The Vibro-cannon is an equally cheap option. It is essentially a Pinning autocannon, but it gains an extra point of strength and AP for each hit beyond the first caused by a unit. This means that a unit of three Vibro-cannons that all hit will hit at S9 AP2, which is pretty impressive. They are limited by having to see their targets and by causing a relatively small number of hits, but Vibro-cannons can act as excellent vehicle hunters for cheap. Guide really helps to increase their hitting power.

The D-cannon is the final option, and costs almost twice as much as the other weapons. It is a barrage blast with a 24” range, which is pretty meager. However, that blast S10 AP2 with the Distort rule. D-cannons will kill anything that they hit; they are essentially a Vindicator that doesn’t need line of sight. D-cannons are most useful as a defensive weapon, creating a no-go zone around them where any enemy will be violently punished. If you need to dissuade the enemy from approaching your other squads (such as Guardians holding objectives or Dark Reapers blazing away with missiles), then the D-cannon is the weapon for you.

War Walker Squadron

War Walkers may be the most straightforward unit in the Eldar codex. They’re a walker with AV10 all around, a 5+ invulnerable save, Battle Focus, Fleet, and Scouts. They sound pretty fragile, and they are. However, they can mount any two of the standard Eldar heavy weapons, and they don’t count as twin-linked if they have two of the same weapon. War Walkers come with two shuriken cannons, but all of the other weapon upgrades (except the ever overpriced Eldar missile launcher) are a measly 5 points. If you decide to go with the missile launcher, War Walkers can take flakk missile for even more points. They’re the only entry in the codex that can take multiple flakk missiles, but the price is very high.

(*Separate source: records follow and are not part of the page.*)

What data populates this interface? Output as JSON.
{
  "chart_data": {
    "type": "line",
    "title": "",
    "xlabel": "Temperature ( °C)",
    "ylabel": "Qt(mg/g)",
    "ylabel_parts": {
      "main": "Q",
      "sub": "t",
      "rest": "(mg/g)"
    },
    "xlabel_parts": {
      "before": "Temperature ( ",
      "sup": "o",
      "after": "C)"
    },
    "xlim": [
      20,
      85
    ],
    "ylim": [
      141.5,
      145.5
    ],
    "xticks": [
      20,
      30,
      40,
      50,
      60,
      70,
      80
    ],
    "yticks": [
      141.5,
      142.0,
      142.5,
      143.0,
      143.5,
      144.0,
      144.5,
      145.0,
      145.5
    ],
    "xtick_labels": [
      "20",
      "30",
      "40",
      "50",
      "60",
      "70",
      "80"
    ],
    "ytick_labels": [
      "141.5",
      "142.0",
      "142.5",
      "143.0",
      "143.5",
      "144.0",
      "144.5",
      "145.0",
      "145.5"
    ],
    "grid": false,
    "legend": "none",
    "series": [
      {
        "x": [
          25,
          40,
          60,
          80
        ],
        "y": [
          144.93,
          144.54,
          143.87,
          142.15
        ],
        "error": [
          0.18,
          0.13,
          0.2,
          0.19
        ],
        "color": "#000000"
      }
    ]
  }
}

War Walkers are cheap and mobile fire platforms, and are quite popular. Dual scatter lasers will pump out an extraordinary number of S6 shots for its cost, while bright lances make for great vehicle hunters. Even the basic shuriken cannons are quite useful for the points, though their range is limited. Battle Focus allows the War Walkers to take excellent advantage of cover while maintaining fire, and they can use Scout or Outflank to reach the best firing positions.

I really don’t have anything bad to say about War Walkers. They will fill pretty much any firepower need in your army. Of course, they are fragile and will die to concentrated bolter fire, but you should be able to use their range and mobility to keep them out of danger.